Do You Really Need to Learn How to Use a Row Counter?

You may be thinking, wow is she for real – of course I know how to use a row counter. I know this may seem like something not worth talking about, or an insult to your abilities. But sometimes in life it’s the small tips that make all the difference to creating the projects we desire. There are times when the pattern instructions read something like “bind off 4 sts at the beg of next 4 rows, then dec 1 st each side every other row 8 times…”. Ultimately you’ll need to develop a system to keep track of your rows, or you will have a meltdown.

I’m a perfectionist and certainly technical, when it comes to knitting my projects. It is important to me that my projects are finished professionally, and my pattern instructions are readable. I can appreciate if you are more of a free-wheeling type, but trying a new approach may make all the difference.

Firstly, what are these tools? Counters tally rows as you knit. They aren’t absolutely essential, pen and paper will suffice. But like any tool, counters make your knitting more efficient. The most common type is a circular, rotary counter that slides onto the end of the needle. The central core is designed to fit a range of needle sizes. A variation of the circular counter has an attached stitch marker, for circular knitting, also known as the universal counter. The universal counter dangles below the stitch marker, and does have a tendency to swing from your needles. I find these rather annoying. A favorite of mine is a peg board, allowing you to keep track of rows, increases, decreases, and stitch pattern repetitions. Other types available include a mini hand held clicker often called “Kacha Kacha”, pendant counters, electronic counters, and software applications.

You have to be conscious of moving the counter after each row is completed. If you have been knitting for awhile, you know simple patterns can be visibly counted. In stockinette stitch, one “V” is a row and in garter stitch one ridge equals 2 rows. But going back to the beginning and counting each time is tedious and inaccurate. As you knit more complicated pattern stitches, this is not easy to do and leads to frustration. It is not only important to count rows, but learn to understand how the pattern stitch evolves, so you can determine what row you’re on if you make a mistake and have to rip back. The following is my system of keeping track of rows.

When beginning a project, I think of odd rows as the right side and even rows as the wrong side of the knitted fabric. For most pattern instructions, the first row is the right side, therefore my reasoning behind odd numbers for right side and even numbers for wrong side. Knitting garments or any project requiring pieces, such as back, front, and sleeves, I count rows for each section of the piece. Most garment patterns begin with the back, so I begin by counting the number of rows to complete the border. I write this number in the instructions, and at the same time I measure the border and record this number. If the border is knit on smaller needles, it will be a different measurement from the gauge. I subtract the border measurement from the total measurement for the piece, to calculate approximately how many rows I need to knit to reach the armhole. I move the counter back to zero and count the number of rows knitted to the armhole, and again write down this number. I repeat this process for the armhole to shoulders. Now, when I go to knit the front, I know how many rows to knit for each section of the piece – the border, border to armhole, and armhole to shoulder. By keeping track of rows, the garment pieces match up row for row, and seaming is much easier.
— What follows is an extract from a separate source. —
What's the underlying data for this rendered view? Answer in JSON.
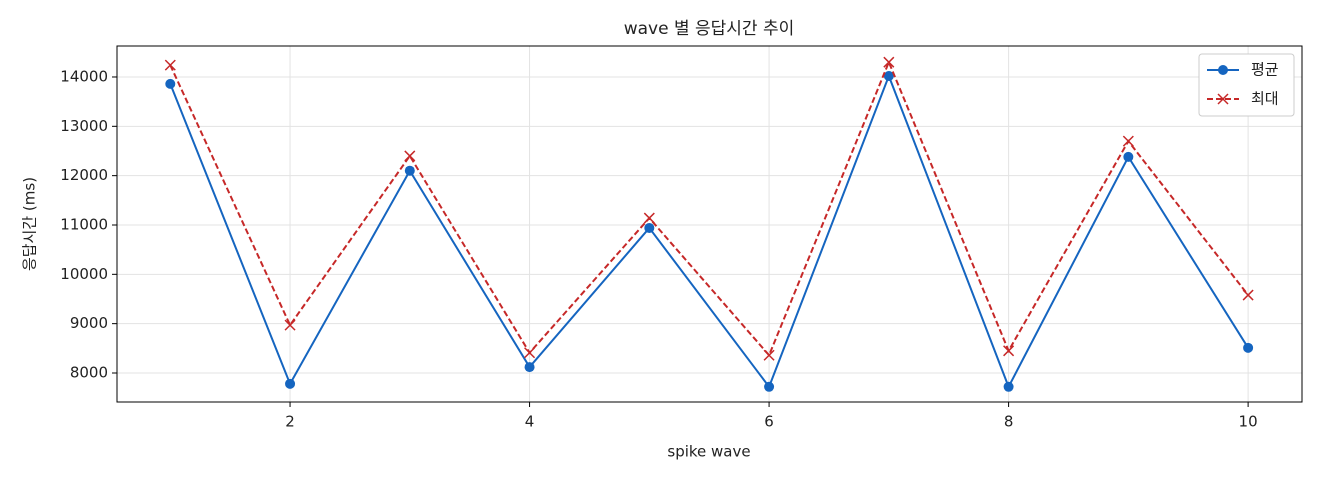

The project I’m working on now, is knit in simple stockinette stitch, so I’m using a circular counter on my needle. But there is also shaping with decreases and increases along the side edges. In addition to using the counter, I made a chart on paper so I know which row to decrease or increase. If you look at my chart below, when I reach row 15 on the circular counter, I decrease one stitch on both side edges of the back piece. You’ll also notice I use my own shorthand.

Chart to use when counting decreases and increases.

Chart to use when counting decreases and increases.

 

When working multiple charts, or pattern stitches, writing on paper helps to keep track of all the different rows for each pattern stitch, and in addition I use a counter for total rows.

The most important message to take from this, is to count your rows, whatever system you devise. But when the frustration sets in, I guarantee that you won’t get lost and all your pieces will fit together with ease. So toss a counter, along with your pen and paper in your toolbox!